The one thing holding most people back is the cost. However you should consider this an investment for your solar panel system. And paying for a pure sine inverter is cheaper than damaging your appliances because they were incompatible with modified sine wave.

Tips For Buying a 1000W Inverter

Buy the right inverter type. Not all 1000 watt inverters are made equal. A 95% efficient inverter will run better than an 80% efficient unit of the same watt size. And of course a pure sine wave performs better than a modified sine wave.

Warranty. Inverters are the most sensitive part of a solar system alongside the charge controller. That is why you should buy one from a reputable manufacturer, plus a comprehensive warranty coverage.

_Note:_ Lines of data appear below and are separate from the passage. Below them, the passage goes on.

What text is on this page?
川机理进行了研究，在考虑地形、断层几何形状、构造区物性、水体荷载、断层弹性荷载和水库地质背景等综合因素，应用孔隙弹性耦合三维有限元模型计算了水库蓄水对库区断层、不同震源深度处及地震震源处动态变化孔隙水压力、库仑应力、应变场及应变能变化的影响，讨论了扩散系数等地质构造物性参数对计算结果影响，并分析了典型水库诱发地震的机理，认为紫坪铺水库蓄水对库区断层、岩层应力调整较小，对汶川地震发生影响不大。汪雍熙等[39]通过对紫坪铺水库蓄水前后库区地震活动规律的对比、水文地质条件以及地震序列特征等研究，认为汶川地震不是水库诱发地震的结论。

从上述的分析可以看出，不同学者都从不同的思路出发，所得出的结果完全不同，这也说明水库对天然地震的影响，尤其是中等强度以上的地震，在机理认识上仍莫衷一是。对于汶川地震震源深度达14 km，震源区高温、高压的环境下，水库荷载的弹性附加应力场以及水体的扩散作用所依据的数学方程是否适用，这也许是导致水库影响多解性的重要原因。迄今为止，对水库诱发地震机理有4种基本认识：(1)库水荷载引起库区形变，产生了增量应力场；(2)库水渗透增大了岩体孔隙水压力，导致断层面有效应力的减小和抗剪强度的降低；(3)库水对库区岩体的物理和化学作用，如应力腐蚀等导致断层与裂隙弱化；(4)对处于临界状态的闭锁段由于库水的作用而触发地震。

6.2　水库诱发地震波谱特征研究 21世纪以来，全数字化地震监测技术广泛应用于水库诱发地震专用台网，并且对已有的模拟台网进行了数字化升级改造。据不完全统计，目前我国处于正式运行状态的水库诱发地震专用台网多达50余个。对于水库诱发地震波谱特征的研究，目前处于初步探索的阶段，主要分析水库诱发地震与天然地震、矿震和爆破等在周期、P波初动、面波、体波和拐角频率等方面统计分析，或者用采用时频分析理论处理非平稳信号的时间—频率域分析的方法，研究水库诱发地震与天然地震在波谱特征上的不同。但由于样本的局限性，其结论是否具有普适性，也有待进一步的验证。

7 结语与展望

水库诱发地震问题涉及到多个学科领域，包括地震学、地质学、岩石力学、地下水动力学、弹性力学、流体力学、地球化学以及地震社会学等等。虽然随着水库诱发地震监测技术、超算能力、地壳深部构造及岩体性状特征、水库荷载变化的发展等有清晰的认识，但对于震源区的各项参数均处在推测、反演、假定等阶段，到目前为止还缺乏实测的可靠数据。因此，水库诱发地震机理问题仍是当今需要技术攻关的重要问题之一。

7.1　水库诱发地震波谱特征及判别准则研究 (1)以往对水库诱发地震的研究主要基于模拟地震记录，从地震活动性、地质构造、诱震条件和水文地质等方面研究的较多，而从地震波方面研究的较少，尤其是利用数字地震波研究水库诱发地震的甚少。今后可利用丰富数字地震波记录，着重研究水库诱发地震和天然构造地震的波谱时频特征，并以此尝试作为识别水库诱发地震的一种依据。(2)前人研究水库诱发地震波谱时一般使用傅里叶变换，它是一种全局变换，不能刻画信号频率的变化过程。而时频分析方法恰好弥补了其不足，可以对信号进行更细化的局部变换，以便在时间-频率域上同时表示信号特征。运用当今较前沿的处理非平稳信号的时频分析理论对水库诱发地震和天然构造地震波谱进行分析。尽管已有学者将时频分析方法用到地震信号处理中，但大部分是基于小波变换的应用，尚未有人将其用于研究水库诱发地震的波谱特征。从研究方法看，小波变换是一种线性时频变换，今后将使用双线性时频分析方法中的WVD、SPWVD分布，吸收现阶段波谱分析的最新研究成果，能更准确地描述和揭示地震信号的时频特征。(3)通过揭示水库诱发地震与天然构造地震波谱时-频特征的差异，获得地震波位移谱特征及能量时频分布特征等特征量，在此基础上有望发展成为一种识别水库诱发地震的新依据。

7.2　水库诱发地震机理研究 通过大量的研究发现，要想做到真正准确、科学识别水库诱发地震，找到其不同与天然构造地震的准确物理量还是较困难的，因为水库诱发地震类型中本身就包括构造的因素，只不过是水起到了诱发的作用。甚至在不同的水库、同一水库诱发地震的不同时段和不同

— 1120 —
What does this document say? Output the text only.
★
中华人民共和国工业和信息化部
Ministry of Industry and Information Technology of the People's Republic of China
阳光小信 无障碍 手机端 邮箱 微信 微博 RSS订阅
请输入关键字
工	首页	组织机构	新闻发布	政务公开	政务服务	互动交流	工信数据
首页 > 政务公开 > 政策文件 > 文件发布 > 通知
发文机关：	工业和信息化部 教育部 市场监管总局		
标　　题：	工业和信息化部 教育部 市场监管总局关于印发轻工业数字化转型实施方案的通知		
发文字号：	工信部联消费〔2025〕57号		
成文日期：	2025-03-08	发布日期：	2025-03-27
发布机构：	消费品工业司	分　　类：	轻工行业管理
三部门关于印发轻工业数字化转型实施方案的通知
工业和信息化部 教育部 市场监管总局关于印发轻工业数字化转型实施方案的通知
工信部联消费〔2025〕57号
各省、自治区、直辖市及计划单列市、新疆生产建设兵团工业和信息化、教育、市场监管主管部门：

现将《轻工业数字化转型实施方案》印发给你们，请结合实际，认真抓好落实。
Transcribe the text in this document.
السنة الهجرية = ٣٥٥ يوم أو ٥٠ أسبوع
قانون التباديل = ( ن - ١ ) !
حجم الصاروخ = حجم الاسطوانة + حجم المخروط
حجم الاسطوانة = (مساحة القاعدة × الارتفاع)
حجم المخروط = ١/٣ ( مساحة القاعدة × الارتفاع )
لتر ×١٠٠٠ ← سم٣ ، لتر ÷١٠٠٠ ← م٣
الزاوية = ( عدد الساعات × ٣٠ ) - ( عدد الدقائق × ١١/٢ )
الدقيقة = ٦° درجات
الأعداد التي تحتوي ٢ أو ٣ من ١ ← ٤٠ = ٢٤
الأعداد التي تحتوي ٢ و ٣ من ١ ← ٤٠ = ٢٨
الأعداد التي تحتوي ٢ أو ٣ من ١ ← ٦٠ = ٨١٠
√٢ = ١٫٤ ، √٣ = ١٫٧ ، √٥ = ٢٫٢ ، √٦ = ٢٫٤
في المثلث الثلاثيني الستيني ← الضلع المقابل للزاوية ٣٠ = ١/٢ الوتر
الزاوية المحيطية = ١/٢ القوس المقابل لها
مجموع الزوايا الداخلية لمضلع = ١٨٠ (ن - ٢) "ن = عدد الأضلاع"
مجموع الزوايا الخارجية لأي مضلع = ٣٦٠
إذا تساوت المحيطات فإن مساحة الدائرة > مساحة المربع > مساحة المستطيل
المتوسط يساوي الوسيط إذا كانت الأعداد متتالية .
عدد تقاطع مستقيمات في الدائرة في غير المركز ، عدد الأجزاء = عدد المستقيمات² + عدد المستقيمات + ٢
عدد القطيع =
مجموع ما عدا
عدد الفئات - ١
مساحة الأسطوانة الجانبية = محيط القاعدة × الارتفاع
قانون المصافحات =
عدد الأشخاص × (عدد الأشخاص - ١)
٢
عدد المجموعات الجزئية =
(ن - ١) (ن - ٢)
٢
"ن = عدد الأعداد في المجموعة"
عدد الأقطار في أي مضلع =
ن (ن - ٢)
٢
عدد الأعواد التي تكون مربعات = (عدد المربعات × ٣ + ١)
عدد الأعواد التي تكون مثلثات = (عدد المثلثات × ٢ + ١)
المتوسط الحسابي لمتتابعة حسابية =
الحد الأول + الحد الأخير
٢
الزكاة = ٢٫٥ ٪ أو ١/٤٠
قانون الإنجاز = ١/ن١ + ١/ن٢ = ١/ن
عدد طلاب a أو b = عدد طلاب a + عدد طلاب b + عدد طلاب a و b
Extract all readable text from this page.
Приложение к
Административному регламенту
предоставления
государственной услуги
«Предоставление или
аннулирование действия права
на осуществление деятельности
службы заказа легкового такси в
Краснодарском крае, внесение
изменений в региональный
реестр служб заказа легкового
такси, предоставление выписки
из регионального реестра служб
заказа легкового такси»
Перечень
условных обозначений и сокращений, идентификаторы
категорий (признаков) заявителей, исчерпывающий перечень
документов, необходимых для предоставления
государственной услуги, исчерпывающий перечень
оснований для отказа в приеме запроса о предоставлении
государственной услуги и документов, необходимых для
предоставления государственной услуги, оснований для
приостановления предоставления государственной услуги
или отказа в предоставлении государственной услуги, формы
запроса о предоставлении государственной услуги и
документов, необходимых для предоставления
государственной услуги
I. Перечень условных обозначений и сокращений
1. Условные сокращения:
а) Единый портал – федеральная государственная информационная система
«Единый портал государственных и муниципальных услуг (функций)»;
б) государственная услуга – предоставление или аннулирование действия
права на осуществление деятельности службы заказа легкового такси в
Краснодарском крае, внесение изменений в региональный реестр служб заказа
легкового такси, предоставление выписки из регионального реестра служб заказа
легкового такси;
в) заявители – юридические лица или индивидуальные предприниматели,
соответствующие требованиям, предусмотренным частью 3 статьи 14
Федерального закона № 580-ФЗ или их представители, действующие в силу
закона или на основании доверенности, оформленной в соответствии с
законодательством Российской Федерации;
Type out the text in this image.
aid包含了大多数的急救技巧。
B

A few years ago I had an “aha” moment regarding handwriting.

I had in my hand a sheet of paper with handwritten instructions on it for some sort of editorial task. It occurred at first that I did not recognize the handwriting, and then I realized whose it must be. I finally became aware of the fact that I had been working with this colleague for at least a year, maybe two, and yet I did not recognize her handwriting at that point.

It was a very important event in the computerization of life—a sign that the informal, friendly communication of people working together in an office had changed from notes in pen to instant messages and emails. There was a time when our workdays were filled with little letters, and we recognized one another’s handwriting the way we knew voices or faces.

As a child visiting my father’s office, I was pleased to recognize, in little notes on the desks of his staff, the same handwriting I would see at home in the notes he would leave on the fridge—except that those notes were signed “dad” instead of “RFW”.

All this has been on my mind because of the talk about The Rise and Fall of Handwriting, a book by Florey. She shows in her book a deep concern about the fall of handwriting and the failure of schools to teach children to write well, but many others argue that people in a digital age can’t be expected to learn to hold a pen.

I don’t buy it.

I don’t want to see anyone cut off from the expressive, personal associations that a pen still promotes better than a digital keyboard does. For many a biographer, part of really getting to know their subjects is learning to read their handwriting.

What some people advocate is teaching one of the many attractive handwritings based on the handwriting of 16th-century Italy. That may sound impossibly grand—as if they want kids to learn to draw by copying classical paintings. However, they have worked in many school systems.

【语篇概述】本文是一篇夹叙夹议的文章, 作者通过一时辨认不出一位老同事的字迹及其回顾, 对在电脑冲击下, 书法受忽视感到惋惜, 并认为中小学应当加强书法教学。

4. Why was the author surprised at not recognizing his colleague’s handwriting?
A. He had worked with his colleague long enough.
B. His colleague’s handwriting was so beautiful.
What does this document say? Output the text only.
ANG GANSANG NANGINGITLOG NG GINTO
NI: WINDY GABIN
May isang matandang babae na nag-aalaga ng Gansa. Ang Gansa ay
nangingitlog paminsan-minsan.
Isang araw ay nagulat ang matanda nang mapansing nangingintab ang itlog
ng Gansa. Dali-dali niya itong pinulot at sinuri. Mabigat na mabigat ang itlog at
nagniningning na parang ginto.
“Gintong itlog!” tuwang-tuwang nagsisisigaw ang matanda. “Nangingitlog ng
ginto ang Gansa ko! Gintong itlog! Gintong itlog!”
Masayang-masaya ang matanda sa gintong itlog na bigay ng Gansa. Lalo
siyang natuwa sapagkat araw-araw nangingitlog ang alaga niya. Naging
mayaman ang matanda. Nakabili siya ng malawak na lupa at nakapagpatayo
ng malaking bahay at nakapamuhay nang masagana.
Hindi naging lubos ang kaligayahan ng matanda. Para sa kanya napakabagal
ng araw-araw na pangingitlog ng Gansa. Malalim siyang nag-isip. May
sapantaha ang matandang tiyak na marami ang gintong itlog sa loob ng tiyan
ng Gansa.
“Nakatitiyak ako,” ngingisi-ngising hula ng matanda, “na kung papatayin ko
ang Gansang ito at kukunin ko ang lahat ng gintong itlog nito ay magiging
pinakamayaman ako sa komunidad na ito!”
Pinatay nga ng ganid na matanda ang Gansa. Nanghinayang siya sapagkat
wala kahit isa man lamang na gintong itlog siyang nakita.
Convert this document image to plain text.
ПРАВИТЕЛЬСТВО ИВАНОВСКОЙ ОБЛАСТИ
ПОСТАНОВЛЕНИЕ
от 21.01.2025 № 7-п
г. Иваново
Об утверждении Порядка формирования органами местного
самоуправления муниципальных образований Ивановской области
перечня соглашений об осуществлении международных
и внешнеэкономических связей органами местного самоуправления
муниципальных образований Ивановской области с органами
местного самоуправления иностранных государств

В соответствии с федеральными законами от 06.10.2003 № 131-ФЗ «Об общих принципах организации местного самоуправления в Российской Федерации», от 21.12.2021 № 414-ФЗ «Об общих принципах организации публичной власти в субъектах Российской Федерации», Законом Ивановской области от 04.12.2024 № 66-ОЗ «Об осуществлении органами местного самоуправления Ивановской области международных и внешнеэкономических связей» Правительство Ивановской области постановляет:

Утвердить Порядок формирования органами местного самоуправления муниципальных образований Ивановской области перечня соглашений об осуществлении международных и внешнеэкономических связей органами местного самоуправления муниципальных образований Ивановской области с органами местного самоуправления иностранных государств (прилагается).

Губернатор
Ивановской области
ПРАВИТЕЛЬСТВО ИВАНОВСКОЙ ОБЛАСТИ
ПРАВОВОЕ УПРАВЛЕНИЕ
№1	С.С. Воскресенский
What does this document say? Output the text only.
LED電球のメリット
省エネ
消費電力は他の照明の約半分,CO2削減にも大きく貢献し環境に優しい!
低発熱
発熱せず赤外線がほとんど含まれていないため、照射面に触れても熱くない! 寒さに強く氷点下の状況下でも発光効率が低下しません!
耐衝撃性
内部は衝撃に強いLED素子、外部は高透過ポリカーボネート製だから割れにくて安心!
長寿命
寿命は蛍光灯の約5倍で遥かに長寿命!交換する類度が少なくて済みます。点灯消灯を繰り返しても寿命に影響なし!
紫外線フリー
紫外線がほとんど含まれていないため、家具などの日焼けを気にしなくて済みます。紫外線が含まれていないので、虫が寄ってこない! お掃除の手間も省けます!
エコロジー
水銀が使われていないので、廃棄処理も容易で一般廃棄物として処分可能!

Usage. Calculate how much you are going to load on the inverter, both in amps and watts. Use the guide given above so you will know if 1000 watts will be sufficient. Think also of your future plans and if you will need a bigger inverter.

Battery Capacity. As was indicated earlier, an inverter can only run as long as there is power in the battery bank. Decide if you need lead acid or lithium ion and take note of the depth discharge. The better the DOD, the longer your inverter can run.

Conclusion

Because of the energy losses inherent in the system, getting an exact figure is difficult. But with the formula provided here you can have a fairly accurate estimate of how many amps a 1000 watt inverter will draw.